Okay, I couldn't pass this up. Looks like we of America can't hog all the heroes (okay, from my perspective, it was largely us and the Aussies, who I am rapidly considering the most steadfast people I have ever heard of -- I'd rather an Aussie than anyone else at my back in a knock-down drag out in any arena the way they're going). The Brit's RAF is out to prove they're still a shining force in this world of increasing shadow.
The reason I couldn't let this go by is two fold -- one, I am a lover of heroic tales. I can spend hours reading about how medal winners earned those honors. And two, the AH-64 Apache is my favorite helicopter of all time, dating back to a childhood of playing LHX, an old helicopter flightsim (the LHX, for Light Helicopter eXperimental, would later be christened the "Commanche"). As anyone passingly familiar with the Apache can tell you, it's a fearsome unit on the battle field, but it isn't exactly good at troop transport. It has a pilot, a wizard (sort of co-pilot), and lots of weapons -- no room for passengers of any kind. So when the RAF Marines hears they've got a fallen Marine in Taliban country, they're pretty much out of time and fuel, they can't do a proper rescue. So they act like the Marines they are and make due. They strap themselves to the outside of a couple of their Apaches and head out to pick this guy up. They are literally tied to the wingstubs of an attack helicopter out on a rescue mission. They hit the ground running, knowing they have a couple minutes to find their comrade before the Taliban catch wind and come out with guns blazing. And they're right. About three minutes after touchdown, the Taliban show up, and the third Apache, which flying around to provide cover, opens up. A 30mm chain gun on a swivel mount can make for a very frightening antipersonnel weapon, I'm sure. The RAF Marines find their fallen buddy, and strap him securely on one Apache, but the Taliban are coming out in full force now, and they have to dust-off immediately. So they skip tying themselves on, and just grab hold and take off. They hold on to the sides of these attack helicopters the whole way back to base. At touch down, there were two minutes of fuel left in the Apache carrying the man.
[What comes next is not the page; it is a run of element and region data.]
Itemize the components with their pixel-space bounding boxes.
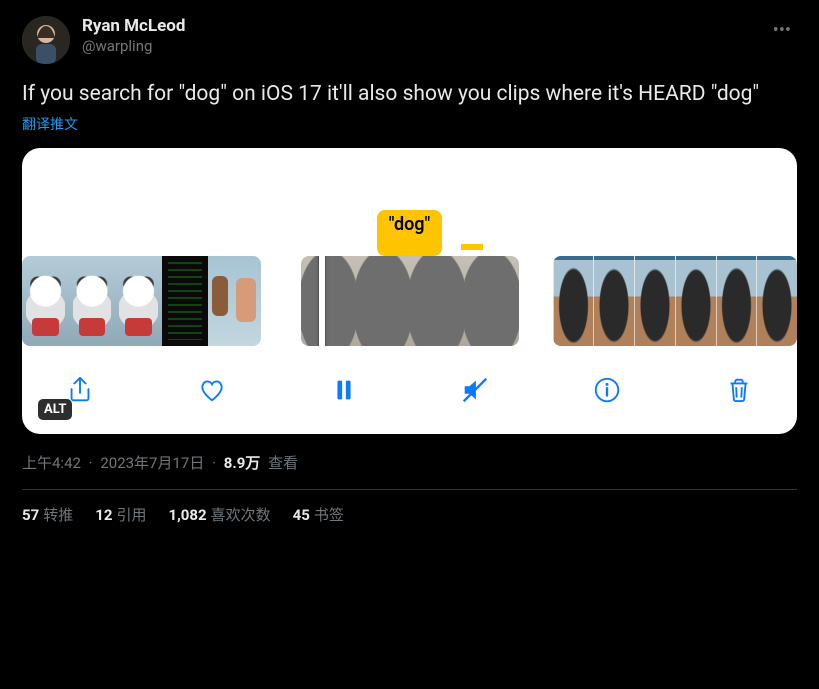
speaker-muted-icon	[460, 375, 490, 405]
thumbnail-frame	[756, 256, 797, 346]
pause-icon	[329, 375, 359, 405]
like-button[interactable]	[192, 370, 232, 410]
info-icon	[592, 375, 622, 405]
more-menu-button[interactable]: •••	[767, 16, 797, 45]
heart-icon	[197, 375, 227, 405]
thumbnail-frame	[356, 256, 410, 346]
clip-group-1[interactable]	[22, 256, 261, 346]
translate-link[interactable]: 翻译推文	[22, 114, 78, 134]
thumbnail-frame	[69, 256, 116, 346]
thumbnail-frame	[716, 256, 757, 346]
thumbnail-frame	[301, 256, 355, 346]
tweet-container: Ryan McLeod @warpling ••• If you search …	[0, 0, 819, 525]
thumbnail-frame	[410, 256, 464, 346]
thumbnail-frame	[115, 256, 162, 346]
likes-stat[interactable]: 1,082喜欢次数	[168, 504, 270, 525]
thumbnail-frame	[208, 256, 261, 346]
tweet-stats: 57转推 12引用 1,082喜欢次数 45书签	[22, 504, 797, 525]
thumbnail-frame	[464, 256, 518, 346]
delete-button[interactable]	[719, 370, 759, 410]
views-count[interactable]: 8.9万	[224, 454, 261, 472]
display-name: Ryan McLeod	[82, 16, 767, 36]
search-tooltip-row: "dog"	[22, 210, 797, 256]
divider	[22, 489, 797, 490]
search-match-pill: "dog"	[377, 210, 443, 256]
bookmarks-stat[interactable]: 45书签	[293, 504, 344, 525]
media-spacer	[22, 148, 797, 210]
thumbnail-frame	[634, 256, 675, 346]
thumbnail-frame	[593, 256, 634, 346]
clip-group-3[interactable]	[553, 256, 797, 346]
tweet-meta: 上午4:42 · 2023年7月17日 · 8.9万 查看	[22, 452, 797, 473]
playhead-icon[interactable]	[319, 256, 325, 346]
trash-icon	[724, 375, 754, 405]
timeline-match-marker	[461, 244, 483, 250]
info-button[interactable]	[587, 370, 627, 410]
tweet-time[interactable]: 上午4:42	[22, 454, 81, 472]
views-label: 查看	[268, 454, 298, 472]
media-toolbar	[22, 346, 797, 420]
retweets-stat[interactable]: 57转推	[22, 504, 73, 525]
video-timeline[interactable]	[22, 256, 797, 346]
handle: @warpling	[82, 36, 767, 56]
thumbnail-frame	[675, 256, 716, 346]
tweet-date[interactable]: 2023年7月17日	[100, 454, 204, 472]
more-icon: •••	[773, 20, 791, 41]
pause-button[interactable]	[324, 370, 364, 410]
clip-group-2[interactable]	[301, 256, 518, 346]
media-card[interactable]: "dog"	[22, 148, 797, 434]
quotes-stat[interactable]: 12引用	[95, 504, 146, 525]
thumbnail-frame	[553, 256, 594, 346]
avatar[interactable]	[22, 16, 70, 64]
thumbnail-frame	[162, 256, 209, 346]
alt-badge[interactable]: ALT	[38, 399, 72, 420]
author-block[interactable]: Ryan McLeod @warpling	[82, 16, 767, 56]
tweet-text: If you search for "dog" on iOS 17 it'll …	[22, 80, 797, 108]
mute-button[interactable]	[455, 370, 495, 410]
thumbnail-frame	[22, 256, 69, 346]
tweet-header: Ryan McLeod @warpling •••	[22, 16, 797, 64]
Sadly, the wounds of the fallen Marine were mortal, and he passed away. But he passed away in the hands of friends; the RAF refused to let him be captured or die alone. This is the mark of heroes. They volunteer to do the craziest things imaginable, because those things are what are right and good. And they don't think they did anything special after everything's said and done. This is one of the most amazing things I've heard about in recent days. The RAF Marines have more than proven themselves in my book, with just this alone. (Hey, I never get to hear about anything they do, since Afghanistan is virtually forgotten by the media, so I know I've missed out on a lot of British heroism. This sort of thing probably isn't so unusual.)